Голос женщины дрогнул, грустные мысли оттеснили те светлые воспоминания, о которых она хотела поведать. Теребя руками платок, Татьяна Алексеевна повернула голову к окошку и ненадолго прервала свои воспоминания. Нина Григорьевна обняла маму за плечи и, ласково поглаживая её по плечу, произнесла:
«Мы ж у неё приёмные, но для всех нас она самый близкий и дорогой человек. У мамы был свой сын Иван. Он служил срочную службу на подводной лодке и там получил облучение. Его комиссовали. Хороший был мужчина, отзывчивый, рукодельный. Любое дело у него спорилось, хоть кирпичную кладку сложить, хоть по плотницкой части что смастерить. Тот домик, что рядом, строил папа сам, а этот, где мы сейчас находимся, они сделали с Иваном. Он много нам помогал, добрый был, как и мама. Два года он всего послужил и вернулся домой больным. В девяностом году он умер».
«Я замуж вышла поздно, — улыбнулась юбилярша. — У Гришки умерла жена, а я детей пожалела. Привёл он меня двор поглядеть. Свекровь за детьми глядела, бедность, двух замуж отдали, а остальные мал мала меньше. Сидим во дворе, а они с огорода идут маленькие, и каждый по очереди: „Мам, здравствуй“, „Мам, здравствуй“. А я гляжу и думаю: сколько ж вас тут есть. Их старший Вова подучил, чтобы они все поздравствовались со мной. Как я после таких слов могла отказать детям. И осталась. Работала тогда в колхозной столовой, пришлось бросить, надо было ухаживать за малышами. Двое были в интернате. Они как‑то сбежали оттуда и заглядывают в окна. Я увидела и кажу мужику: „Гриш, давай забирать ребят, пускай живут дома, мне что пятерым готовить, что семерым». Мои дети все хорошие, они меня не бросают, жалеют. Мне их всех жалко, они все мои».
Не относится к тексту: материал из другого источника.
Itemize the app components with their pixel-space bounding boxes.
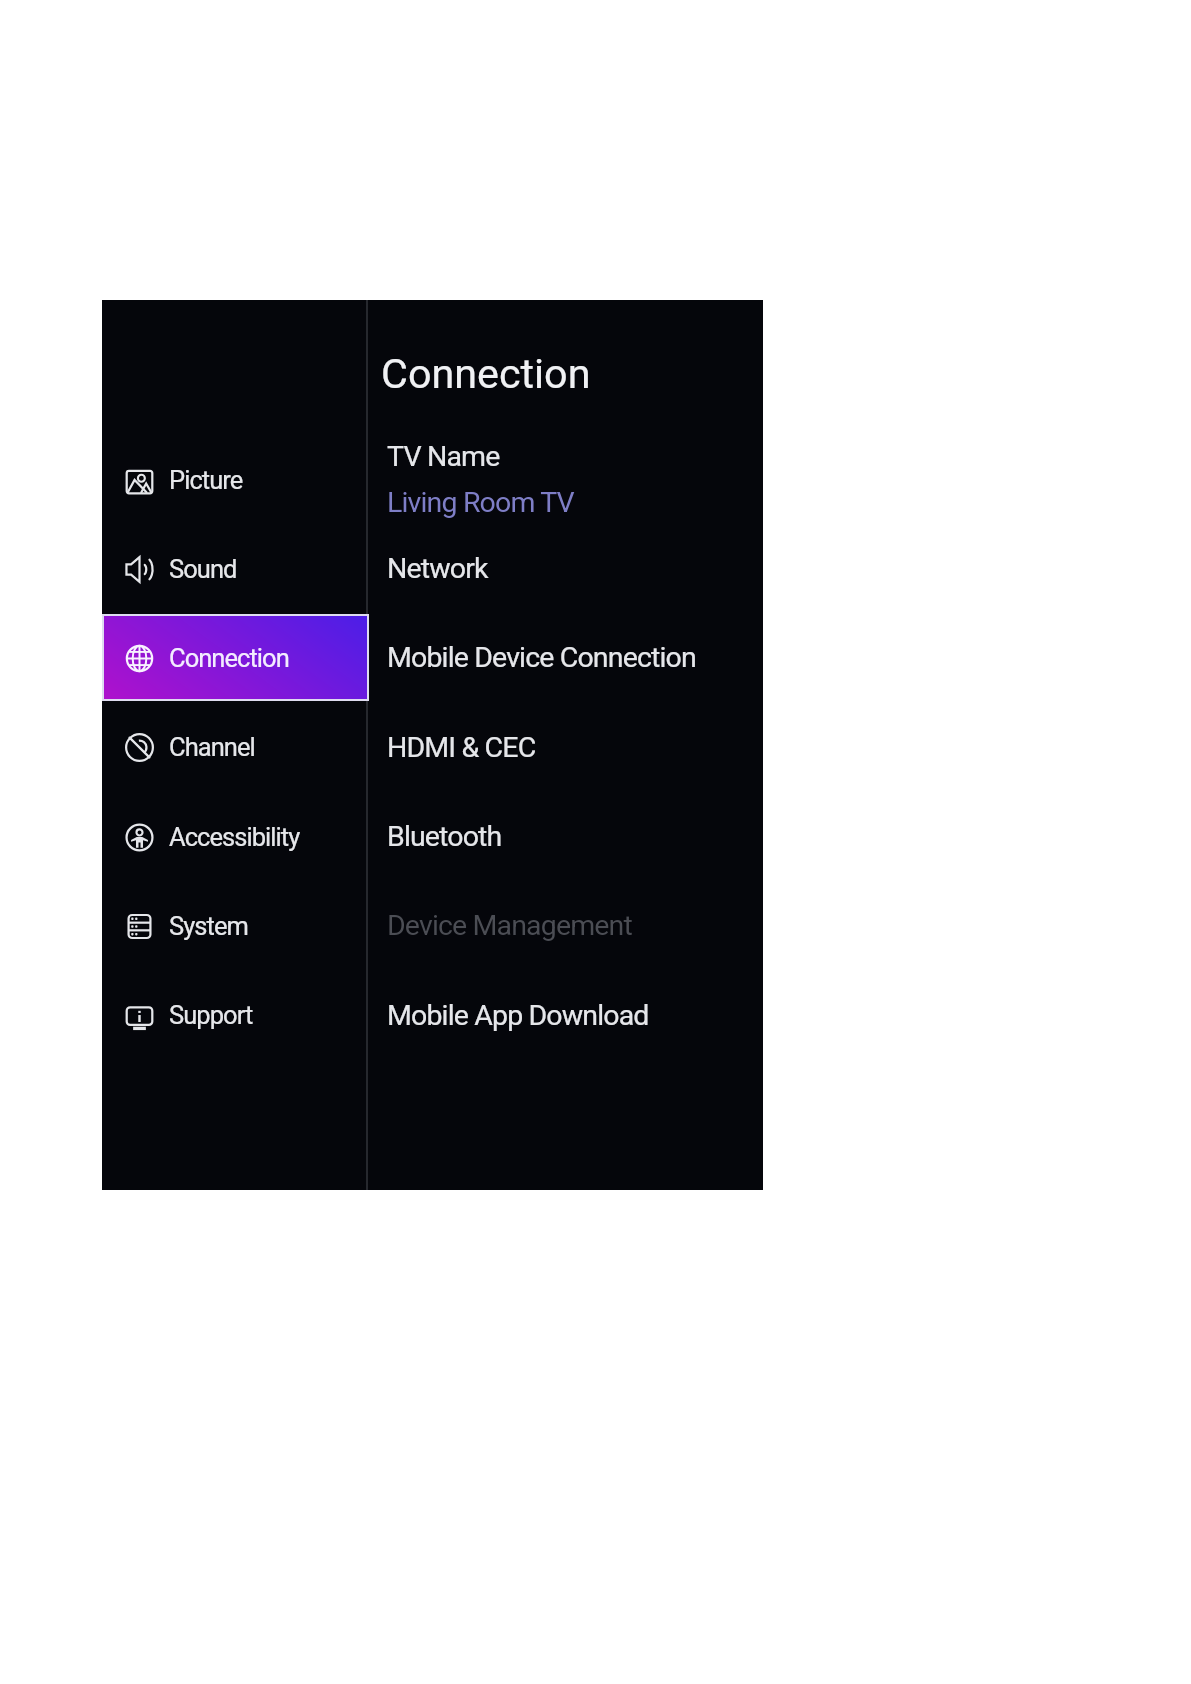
button[interactable]: Network <box>376 525 742 614</box>
button[interactable]: Bluetooth <box>376 793 742 882</box>
staticText: Picture <box>169 465 243 495</box>
button[interactable]: System settings icon <box>102 882 369 969</box>
button[interactable]: Accessibility settings icon <box>102 793 369 880</box>
button[interactable]: Support settings icon <box>102 971 369 1058</box>
other: Picture settings icon <box>125 466 154 495</box>
button[interactable]: TV Name <box>376 435 726 524</box>
staticText: Channel <box>169 732 255 762</box>
button[interactable]: HDMI & CEC <box>376 704 742 793</box>
staticText: Mobile App Download <box>387 999 649 1032</box>
staticText: Accessibility <box>169 822 300 852</box>
staticText: HDMI & CEC <box>387 731 536 764</box>
other: Connection settings icon <box>125 644 154 673</box>
button[interactable]: Picture settings icon <box>102 436 369 523</box>
button[interactable]: Mobile Device Connection <box>376 614 742 703</box>
staticText: Sound <box>169 554 237 584</box>
button[interactable]: Mobile App Download <box>376 972 742 1061</box>
other: Channel settings icon <box>125 733 154 762</box>
button[interactable]: Device Management <box>376 882 742 971</box>
staticText: Connection <box>169 643 289 673</box>
other: Support settings icon <box>125 1001 154 1030</box>
staticText: TV Name <box>387 440 500 473</box>
button[interactable]: Channel settings icon <box>102 703 369 790</box>
button[interactable]: Sound settings icon <box>102 525 369 612</box>
other: Accessibility settings icon <box>125 823 154 852</box>
staticText: Connection <box>381 350 591 398</box>
staticText: Network <box>387 552 488 585</box>
button[interactable]: Connection settings icon <box>102 614 369 701</box>
staticText: System <box>169 911 248 941</box>
staticText: Mobile Device Connection <box>387 641 696 674</box>
staticText: Bluetooth <box>387 820 502 853</box>
other: System settings icon <box>125 912 154 941</box>
staticText: Device Management <box>387 909 632 942</box>
staticText: Living Room TV <box>387 486 574 519</box>
staticText: Support <box>169 1000 253 1030</box>
other: Sound settings icon <box>125 555 154 584</box>
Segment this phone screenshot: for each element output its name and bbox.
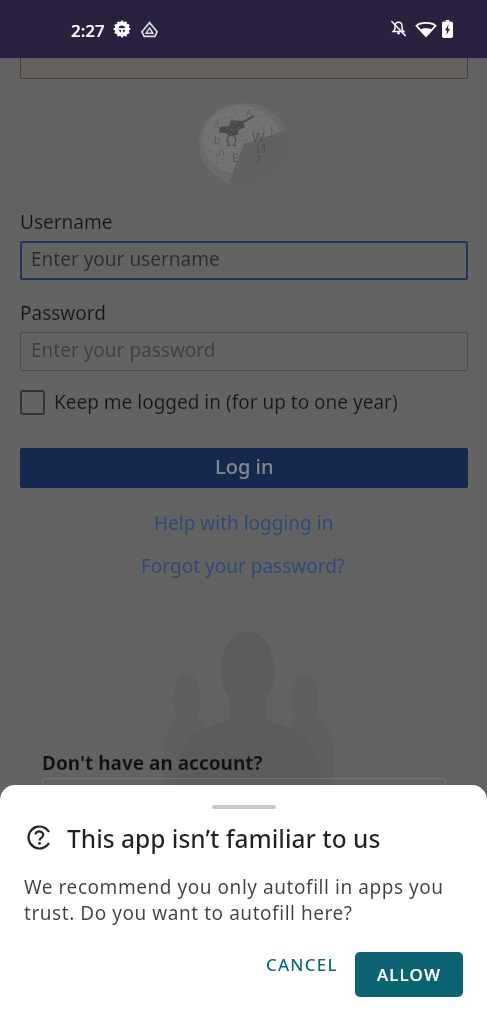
staticText: Forgot your password?: [141, 553, 346, 579]
staticText: Username: [20, 209, 113, 235]
staticText: Password: [20, 300, 106, 326]
staticText: CANCEL: [266, 953, 338, 976]
staticText: Log in: [215, 453, 274, 480]
staticText: We recommend you only autofill in apps y…: [24, 874, 454, 926]
staticText: 2:27: [71, 19, 105, 42]
button[interactable]: ALLOW: [355, 952, 463, 997]
button[interactable]: Log in: [20, 448, 468, 488]
staticText: ALLOW: [377, 963, 442, 986]
staticText: Don't have an account?: [42, 750, 263, 776]
button[interactable]: CANCEL: [264, 945, 340, 984]
button[interactable]: Keep me logged in (for up to one year): [20, 389, 398, 415]
staticText: Keep me logged in (for up to one year): [54, 389, 398, 415]
staticText: Enter your username: [31, 246, 220, 272]
button[interactable]: Forgot your password?: [141, 553, 346, 579]
staticText: This app isn’t familiar to us: [67, 822, 381, 855]
button[interactable]: Help with logging in: [154, 510, 334, 536]
staticText: Enter your password: [31, 337, 216, 363]
staticText: Help with logging in: [154, 510, 334, 536]
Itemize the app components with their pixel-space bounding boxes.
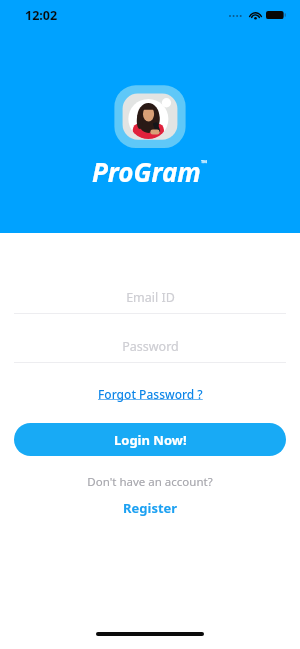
button[interactable]: Forgot Password ?: [88, 382, 213, 406]
button[interactable]: Login Now!: [14, 423, 286, 456]
staticText: ™: [201, 157, 208, 168]
button[interactable]: Password: [14, 330, 286, 363]
button[interactable]: Register: [111, 497, 190, 519]
staticText: Register: [123, 499, 178, 517]
staticText: Don't have an account?: [87, 474, 213, 490]
other: ProGram logo: [110, 84, 190, 150]
staticText: Password: [122, 338, 179, 355]
button[interactable]: Email ID: [14, 281, 286, 314]
staticText: Email ID: [126, 289, 175, 306]
staticText: Forgot Password ?: [98, 386, 203, 402]
staticText: 12:02: [25, 7, 58, 24]
staticText: Login Now!: [114, 431, 187, 449]
staticText: ProGram: [92, 154, 201, 189]
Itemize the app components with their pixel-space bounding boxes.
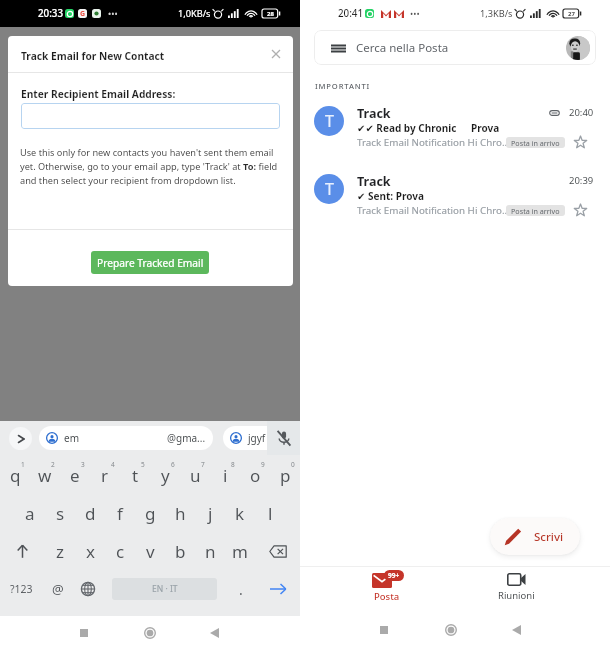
button[interactable]: o: [240, 456, 270, 494]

— Нас у родителей девять детей. Когда скоропостижно умерла мама, мы с сестрой Ольгой были уже замужем. Младшему Вите было полтора года, сестре Любе шесть лет, — с заблестевшими от слёз глазами, обняв Татьяну Алексеевну, срывающимся голосом произнесла Нина Григорьевна.
— А Жене было четыре годика, — поправила дочь Татьяна Алексеевна.
— В общем, для всех нас она стала родной мамой, у которой мы всегда находим поддержку и понимание. Она воспитала наших младших, всем сыграла свадьбы, ребят провожала в армию и встречала. За внуками приглядывала. И сейчас она каждому находит тёплое душевное слово — и детям, и внукам, и правнукам, — говорит Нина Акиньшина. — Нас приняла как своих. Мы её обожаем и любим. Она очень добрая и отзывчивая мама. Все приезжают её проведать, привозят подарки. Наша мама самая лучшая на свете. Дай Бог ей здоровья. Плохо только, что она потеряла зрение. Сделали в Харькове одну операцию на глазах, стала немного лучше видеть, а после повторной зрение упало. Бывает, я что‑то забуду, она мне подсказывает, напоминает. В жизни ей досталось, много довелось пережить. Сама держала корову, поросят, птицу, самой на лошади приходилось привозить дрова из леса, чтобы топиться. Рассказывала, что возила в корзинах в Белгород, в Москву вишни, яблоки, чтобы заработать денег. У неё был хороший сад на прежней усадьбе.
— 93 года мне было, когда сделали операцию, — напоминает Татьяна Алексеевна. — Ой, деточки, сейчас жить можно, всё есть: и еда, и одежда. А за сто лет я уже чего только не видала.